The shadow made by $\bar{x}$ on $\bar{y}$ is called as the vector projection of $\bar{x}$ on $\bar{y}$.

The angle between the projection, and $\bar{y}$ will be $0^{\degree}$.

$\cos\theta = \frac{||p||}{||x||} \text{ (using trigonometry)}$.

$\cos\theta = \frac{\bar{x}^T.\bar{y}}{||x||.||y||} \text{ (using linear algebra)}$.
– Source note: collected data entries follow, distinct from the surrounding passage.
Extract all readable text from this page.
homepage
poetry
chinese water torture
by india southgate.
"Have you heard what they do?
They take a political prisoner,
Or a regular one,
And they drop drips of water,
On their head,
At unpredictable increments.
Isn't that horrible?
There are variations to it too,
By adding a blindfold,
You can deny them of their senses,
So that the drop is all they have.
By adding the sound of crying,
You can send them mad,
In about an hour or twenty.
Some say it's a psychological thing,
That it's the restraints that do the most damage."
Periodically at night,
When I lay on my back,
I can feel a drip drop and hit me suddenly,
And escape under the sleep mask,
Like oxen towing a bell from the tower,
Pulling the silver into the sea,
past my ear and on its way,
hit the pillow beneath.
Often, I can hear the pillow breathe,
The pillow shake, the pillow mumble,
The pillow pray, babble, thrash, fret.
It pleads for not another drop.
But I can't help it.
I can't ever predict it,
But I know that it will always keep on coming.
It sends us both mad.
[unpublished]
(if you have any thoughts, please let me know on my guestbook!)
Equate the above 2 equations,

$\frac{||p||}{||x||} = \frac{\bar{x}^T.\bar{y}}{||x||.||y||}$

$||p|| = \frac{\bar{x}^T.\bar{y}}{||y||}$

$\because \frac{\bar{y}}{||y||} = \hat{y}$

$||p|| = x^T . \hat{y}$

# Classification V. Regression
Classification and regression are 2 types of supervised learning tasks in Machine Learning, and they have distinct objectives, and characteristics.

### Classification
1. Objective:
    - Objective of classification: To predict the categorical class labels of new, unseen instances or records or data points based on past observations.
    - Example: Predicting whether an email is a spam, or a ham (binary classification), or classifying images of digits into their respective numerical labels (multi-class classification).
2. Output:
    - Output in classification: Discrete and categorical. The model assigns instances to predefined classes or categories.
3. Examples of classification algorithms,
    - Logistic Regression.
    - Decision Tree.
    - SVM.
    - kNN.
    - Random Forest.
    - Neural Networks.
4. Evaluation metrics: Accuracy, Precision, Recall, F1-Score, Confusion Matrix, ROC-AUC.
5. Example applications:
    - Spam detection.
    - Image recognition.
    - Sentiment analysis.
    - Disease diagnosis (e.g., presence or absence).

### Regression
1. Objective:
    - Objective of regression: To predict a continuous numerical value based on input features.
    - Example: Predicting house prices, stock prices, temperature, or the time it takes to complete a task.
2. Output: Continuous and numerical. The model predicts a value within a range.
3. Examples of regression algorithms:
    - Linear Regression.
    - Ridge and Lasso Regression.
    - Decision Trees.
    - SVM
    - Neural Networks.
4. Evaluation metrics: MSE, MAE, RMSE, R2-Score, etc.
5. Example applications:
    - House price prediction.
    - Stock price forecasting.
    - Temperature prediction.
    - Sales forecasting.

### Key differences
1. Output type:
    - Classification predicts categorical labels (classes).
    - Regression predicts continuous numerical values.
2. Evaluation metrics:
    - Different metrics are used to evaluate the performance of classification, and regression models.
3. Algorithms:
    - Although some algorithms can be used for both tasks, certain algorithms are specifically designed for either classification, or regression.
4. Example applications:
    - Applications and domains where classification or regression is more suitable depend on the nature of the prediction task.

The choice between classification and regression depends on the nature of the target variable. If the target variable is categorical, its a classification problem. If it is numerical, its a regression problem.